Fragment
Ik vertel Emma dat ik er nog steeds niet over uit kan dat ik twee jaar geleden van de ene op de andere dag zo ziek werd. Uit de appjes van september 2020 kan ik halen dat ik het in het begin nog niet zo ernstig in zag, net als de huisarts en de POH-GGZ. Maar toen ik alleen maar zieker werd en op het randje van de dood ging balanceren, werd dat anders. Ik voelde me zo ziek, zo bang, zo eenzaam. Wat mankeerde ik in godsnaam en was er nog hulp mogelijk? Ook toen ik begin december 2020 met de oefentherapie begon, af en toe een gesprek met de POH-GGZ had en de intake bij de GGZ-praktijk had gehad, voelde ik me nog zo beroerd en wanhopig. Moet dit ergens toe gaan leiden?

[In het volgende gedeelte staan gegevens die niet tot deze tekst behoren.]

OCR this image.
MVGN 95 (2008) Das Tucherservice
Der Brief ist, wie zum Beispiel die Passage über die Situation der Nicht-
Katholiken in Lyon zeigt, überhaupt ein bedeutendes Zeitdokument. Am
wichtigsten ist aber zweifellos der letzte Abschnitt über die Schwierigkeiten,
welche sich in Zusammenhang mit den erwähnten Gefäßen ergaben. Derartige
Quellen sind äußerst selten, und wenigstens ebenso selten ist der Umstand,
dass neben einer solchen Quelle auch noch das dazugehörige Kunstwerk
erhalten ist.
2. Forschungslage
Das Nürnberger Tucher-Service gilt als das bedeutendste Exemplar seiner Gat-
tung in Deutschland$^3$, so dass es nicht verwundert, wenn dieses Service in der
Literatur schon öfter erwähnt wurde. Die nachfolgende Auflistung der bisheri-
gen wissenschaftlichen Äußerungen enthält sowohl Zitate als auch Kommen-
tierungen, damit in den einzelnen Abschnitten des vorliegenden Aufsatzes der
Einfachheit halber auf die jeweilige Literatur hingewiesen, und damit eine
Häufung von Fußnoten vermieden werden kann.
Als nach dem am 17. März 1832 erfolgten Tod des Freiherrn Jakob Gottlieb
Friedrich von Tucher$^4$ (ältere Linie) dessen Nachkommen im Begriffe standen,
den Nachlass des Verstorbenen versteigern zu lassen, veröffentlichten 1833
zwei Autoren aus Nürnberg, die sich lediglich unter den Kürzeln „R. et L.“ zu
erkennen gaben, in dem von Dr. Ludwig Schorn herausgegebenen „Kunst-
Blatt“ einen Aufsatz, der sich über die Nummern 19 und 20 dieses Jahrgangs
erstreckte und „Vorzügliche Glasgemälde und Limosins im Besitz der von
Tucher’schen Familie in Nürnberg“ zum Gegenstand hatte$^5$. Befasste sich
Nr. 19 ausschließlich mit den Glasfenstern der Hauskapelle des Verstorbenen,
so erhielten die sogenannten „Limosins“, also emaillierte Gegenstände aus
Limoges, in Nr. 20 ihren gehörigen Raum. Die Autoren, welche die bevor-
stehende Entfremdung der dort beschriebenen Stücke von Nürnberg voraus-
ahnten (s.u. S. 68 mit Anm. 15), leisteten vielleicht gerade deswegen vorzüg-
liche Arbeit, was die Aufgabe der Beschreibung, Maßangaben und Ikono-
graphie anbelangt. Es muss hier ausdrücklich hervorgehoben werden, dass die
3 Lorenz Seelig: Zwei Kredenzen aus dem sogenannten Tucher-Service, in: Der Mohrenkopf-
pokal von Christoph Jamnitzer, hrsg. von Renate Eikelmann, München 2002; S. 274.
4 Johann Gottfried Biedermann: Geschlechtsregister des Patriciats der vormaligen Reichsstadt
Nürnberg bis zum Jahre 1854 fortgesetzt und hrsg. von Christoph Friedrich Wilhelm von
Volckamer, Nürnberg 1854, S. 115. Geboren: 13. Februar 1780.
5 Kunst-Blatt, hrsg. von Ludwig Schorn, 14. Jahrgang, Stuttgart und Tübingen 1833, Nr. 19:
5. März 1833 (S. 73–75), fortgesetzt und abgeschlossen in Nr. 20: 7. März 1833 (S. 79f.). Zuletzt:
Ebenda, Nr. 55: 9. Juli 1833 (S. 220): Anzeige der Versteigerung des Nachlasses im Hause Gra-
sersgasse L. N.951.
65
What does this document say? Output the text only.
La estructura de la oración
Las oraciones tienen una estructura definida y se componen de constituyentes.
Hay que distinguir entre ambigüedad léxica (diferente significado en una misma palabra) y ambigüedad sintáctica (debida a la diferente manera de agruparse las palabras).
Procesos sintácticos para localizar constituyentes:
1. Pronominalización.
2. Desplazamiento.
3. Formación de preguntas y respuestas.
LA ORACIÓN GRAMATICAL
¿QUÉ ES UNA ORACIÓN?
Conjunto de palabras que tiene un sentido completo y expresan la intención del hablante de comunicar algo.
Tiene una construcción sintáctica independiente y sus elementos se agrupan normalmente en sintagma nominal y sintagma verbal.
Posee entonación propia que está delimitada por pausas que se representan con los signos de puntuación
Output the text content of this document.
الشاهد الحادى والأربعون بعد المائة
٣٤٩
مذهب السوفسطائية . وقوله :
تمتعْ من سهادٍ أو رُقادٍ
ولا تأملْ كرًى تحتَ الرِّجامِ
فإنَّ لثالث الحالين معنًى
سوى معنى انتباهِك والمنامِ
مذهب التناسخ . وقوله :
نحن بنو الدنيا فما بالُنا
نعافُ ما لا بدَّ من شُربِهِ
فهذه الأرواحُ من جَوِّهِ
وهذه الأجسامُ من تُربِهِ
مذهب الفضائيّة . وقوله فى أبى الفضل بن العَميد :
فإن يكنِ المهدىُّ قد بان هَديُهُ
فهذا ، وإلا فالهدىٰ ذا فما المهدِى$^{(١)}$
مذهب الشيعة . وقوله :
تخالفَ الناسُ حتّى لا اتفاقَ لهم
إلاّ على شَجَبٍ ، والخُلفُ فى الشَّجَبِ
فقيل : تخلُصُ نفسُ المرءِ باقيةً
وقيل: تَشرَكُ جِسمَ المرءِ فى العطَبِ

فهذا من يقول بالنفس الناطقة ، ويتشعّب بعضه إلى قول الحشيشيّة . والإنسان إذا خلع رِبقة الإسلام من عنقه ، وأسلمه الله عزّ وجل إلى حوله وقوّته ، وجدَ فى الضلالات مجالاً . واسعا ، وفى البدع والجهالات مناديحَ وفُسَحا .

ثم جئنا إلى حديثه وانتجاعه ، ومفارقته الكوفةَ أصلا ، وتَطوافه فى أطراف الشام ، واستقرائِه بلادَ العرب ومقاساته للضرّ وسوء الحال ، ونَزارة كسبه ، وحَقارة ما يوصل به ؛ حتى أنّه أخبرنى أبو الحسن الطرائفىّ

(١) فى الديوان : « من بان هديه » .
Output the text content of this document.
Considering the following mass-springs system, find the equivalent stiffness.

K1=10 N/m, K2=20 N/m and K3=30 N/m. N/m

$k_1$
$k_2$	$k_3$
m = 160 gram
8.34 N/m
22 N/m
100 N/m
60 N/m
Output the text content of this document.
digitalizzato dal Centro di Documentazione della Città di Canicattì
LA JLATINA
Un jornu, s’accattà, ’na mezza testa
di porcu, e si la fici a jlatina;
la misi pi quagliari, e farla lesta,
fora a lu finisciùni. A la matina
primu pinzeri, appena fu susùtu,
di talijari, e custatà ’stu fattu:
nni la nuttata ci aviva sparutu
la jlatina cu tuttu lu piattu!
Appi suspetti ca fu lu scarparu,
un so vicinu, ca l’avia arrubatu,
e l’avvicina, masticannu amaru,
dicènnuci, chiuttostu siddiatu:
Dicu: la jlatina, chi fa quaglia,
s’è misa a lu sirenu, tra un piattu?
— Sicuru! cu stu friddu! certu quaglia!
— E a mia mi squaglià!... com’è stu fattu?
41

Misselijk, trillend op mijn benen, leeg, uitgeput en doodsbang belde ik aan bij het Hofje van Pauw. Een vriendelijk uitziende man deed open, zette me ‘in de kerker’ en vertrok weer. Ik wilde maar één ding: Weg! Vluchten! De man stak zijn hoofd om de hoek van de deur en vroeg: ‘Gaat het wel? Ik dacht iets te zien?’ Ik knikte en vroeg aarzelend of ik die deur zelf open kon doen. En toen die onvergetelijke glimlach: ‘Ja hoor. Je kunt hem zelf opendoen. Je zit hier niet opgesloten. Ik ben zo bij je.’ Dat moment zal ik nooit vergeten. Het raakte me zo diep. Het bijna gedoofde lichtje van de hoop kreeg toen voor het eerst in vijf maanden een heel klein beetje brandstof. Het blijft onwezenlijk dat de hulp uit zo’n onbekende, onverwachte hoek kwam. Eindelijk iemand die me het gevoel gaf dat ik er mocht zijn, die me het gevoel gaf met ontferming bewogen te zijn. Die mij zag.